The establishment of the 116-square-kilometre cross-jurisdictional Guangzhou Aerotropolis Development District (GADD) in September 2015 reconciled this problem.

Catalysed by an expanded bonded zone and the airport’s magnificent new passenger terminal, Guangzhou Aerotropolis investment accelerated between 2017 and 2020 in logistics and cross-border e-commerce, trade and exhibition, and hospitality as well as office building complexes.

Among the biggest are the 67-hectare China–Australia–New Zealand–South Korea Free Trade Business Park ($602 million) and the $1.3 billion Greenland Group/Guangdong Province Airport Authority joint venture on 33 hectares.

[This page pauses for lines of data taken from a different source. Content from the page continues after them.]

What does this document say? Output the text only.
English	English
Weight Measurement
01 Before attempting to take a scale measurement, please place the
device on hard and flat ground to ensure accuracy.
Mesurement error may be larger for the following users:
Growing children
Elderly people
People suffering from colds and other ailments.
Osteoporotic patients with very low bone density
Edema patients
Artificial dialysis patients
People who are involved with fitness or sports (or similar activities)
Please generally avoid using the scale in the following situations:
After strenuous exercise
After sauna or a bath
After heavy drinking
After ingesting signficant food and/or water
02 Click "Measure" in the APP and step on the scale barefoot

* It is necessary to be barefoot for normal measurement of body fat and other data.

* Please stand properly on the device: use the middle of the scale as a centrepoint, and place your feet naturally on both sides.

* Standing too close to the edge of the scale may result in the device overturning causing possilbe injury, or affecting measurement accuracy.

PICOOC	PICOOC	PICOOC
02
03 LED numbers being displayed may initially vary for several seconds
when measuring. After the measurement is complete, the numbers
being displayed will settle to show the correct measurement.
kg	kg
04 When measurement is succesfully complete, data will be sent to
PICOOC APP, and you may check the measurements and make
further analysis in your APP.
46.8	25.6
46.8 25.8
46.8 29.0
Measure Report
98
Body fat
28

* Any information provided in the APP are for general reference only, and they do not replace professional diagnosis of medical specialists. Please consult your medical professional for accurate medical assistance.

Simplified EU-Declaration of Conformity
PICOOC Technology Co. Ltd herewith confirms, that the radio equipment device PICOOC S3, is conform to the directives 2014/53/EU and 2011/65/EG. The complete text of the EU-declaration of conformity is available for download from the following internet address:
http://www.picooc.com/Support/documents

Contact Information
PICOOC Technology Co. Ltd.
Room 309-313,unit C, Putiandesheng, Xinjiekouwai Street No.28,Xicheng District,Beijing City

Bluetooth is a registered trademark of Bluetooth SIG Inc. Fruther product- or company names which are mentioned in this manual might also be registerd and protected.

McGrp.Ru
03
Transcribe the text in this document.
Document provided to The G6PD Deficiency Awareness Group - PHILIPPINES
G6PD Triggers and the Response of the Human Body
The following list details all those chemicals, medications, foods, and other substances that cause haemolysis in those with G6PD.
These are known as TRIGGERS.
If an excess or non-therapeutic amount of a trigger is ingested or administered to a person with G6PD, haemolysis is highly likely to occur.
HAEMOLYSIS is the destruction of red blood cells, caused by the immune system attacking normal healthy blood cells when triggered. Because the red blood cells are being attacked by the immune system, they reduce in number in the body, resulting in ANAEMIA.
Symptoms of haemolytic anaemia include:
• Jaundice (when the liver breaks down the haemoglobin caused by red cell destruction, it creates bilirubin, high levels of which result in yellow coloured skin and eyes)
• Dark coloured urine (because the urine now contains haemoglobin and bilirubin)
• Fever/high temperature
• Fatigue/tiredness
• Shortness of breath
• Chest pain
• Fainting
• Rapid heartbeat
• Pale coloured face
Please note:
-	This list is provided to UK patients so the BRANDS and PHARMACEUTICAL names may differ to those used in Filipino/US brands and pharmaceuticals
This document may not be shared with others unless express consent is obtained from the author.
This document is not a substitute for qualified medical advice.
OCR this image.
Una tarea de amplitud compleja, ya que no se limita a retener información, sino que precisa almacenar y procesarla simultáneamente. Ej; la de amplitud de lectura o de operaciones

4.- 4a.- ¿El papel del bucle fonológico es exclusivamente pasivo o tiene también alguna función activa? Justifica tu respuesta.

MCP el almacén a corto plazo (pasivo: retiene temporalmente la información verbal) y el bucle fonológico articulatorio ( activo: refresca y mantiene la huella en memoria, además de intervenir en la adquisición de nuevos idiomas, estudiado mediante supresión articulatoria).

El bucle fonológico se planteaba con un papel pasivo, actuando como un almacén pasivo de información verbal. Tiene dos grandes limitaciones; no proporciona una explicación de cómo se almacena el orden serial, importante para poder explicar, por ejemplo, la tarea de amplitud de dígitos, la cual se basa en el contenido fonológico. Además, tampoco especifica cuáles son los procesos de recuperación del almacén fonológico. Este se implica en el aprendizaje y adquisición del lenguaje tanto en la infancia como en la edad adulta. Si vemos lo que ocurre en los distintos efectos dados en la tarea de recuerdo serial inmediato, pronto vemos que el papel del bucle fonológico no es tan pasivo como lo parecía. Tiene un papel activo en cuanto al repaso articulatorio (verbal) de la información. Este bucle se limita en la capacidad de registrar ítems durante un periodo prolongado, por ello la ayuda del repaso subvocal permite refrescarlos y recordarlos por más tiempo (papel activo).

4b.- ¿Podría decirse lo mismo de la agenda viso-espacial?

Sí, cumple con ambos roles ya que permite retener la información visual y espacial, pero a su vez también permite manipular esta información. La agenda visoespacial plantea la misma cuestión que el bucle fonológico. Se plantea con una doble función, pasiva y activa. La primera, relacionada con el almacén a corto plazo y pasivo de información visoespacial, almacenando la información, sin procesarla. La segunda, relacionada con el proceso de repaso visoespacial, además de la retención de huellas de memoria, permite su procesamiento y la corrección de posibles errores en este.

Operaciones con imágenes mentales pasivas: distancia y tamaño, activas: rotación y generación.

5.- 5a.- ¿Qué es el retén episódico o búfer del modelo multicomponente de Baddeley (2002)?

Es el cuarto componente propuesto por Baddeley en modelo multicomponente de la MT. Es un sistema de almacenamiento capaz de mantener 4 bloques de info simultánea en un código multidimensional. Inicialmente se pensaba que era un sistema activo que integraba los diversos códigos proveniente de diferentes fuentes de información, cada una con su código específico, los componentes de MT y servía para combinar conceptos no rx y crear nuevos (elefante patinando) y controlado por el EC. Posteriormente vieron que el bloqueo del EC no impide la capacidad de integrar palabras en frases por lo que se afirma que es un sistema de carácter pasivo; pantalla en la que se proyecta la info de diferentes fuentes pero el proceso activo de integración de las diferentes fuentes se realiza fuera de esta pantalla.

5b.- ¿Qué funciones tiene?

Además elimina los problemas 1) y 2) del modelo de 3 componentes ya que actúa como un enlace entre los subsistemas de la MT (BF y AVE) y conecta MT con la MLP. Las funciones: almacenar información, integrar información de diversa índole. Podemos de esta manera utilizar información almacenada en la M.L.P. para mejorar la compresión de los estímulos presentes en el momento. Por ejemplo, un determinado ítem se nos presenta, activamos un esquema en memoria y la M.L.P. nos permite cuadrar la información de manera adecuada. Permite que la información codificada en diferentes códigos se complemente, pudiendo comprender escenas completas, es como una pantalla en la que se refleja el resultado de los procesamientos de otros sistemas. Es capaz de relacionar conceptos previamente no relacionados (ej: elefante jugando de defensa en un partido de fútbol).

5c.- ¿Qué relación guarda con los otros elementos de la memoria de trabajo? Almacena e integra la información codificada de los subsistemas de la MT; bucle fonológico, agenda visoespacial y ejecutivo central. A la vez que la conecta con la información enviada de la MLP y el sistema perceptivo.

Both developments are just three kilometres from CAN, with the former focusing on trade, and the latter mostly on aviation-industry headquarters, financial institutions, government administrative offices and hotels.

Centred around Zhengzhou Xinzheng International Airport (CGO), the 415-square-kilometer Zhengzhou Airport Economy Zone (ZAEZ) has grown so remarkably since its formal inception in March 2013, that in April 2019 the People’s Daily crowned it ‘China’s Aerotropolis’.

Over 200 million smartphones were assembled in the ZAEZ last year, generating $44.2 billion in electronic information industry output.

Smartphone assembly parks are complemented by rapidly developing biomedicine parks, silicon wafer manufacturing facilities, hotels and office buildings as well as construction of one of China’s largest trade and exhibition complexes.

In 2019 alone, 22 major projects settled in the ZAEZ accounting for a combined investment of $11.9 billion. With its 29 international air cargo routes, CGO has been China’s fastest growing in air cargo volumes during four of the last five years.

Future China aerotropolises in planning include those around the spectacular Beijing Daxing International Airport that opened in September 2019 and in Ezhou in central China’s Hubei Province, where the provincial government is teaming with SF Express (China’s primary

air logistics provider) to develop a $6 billion air cargo airport that they ambitiously envision will be the largest in Asia with a scalable capacity of 7.6 million tonnes of cargo annually.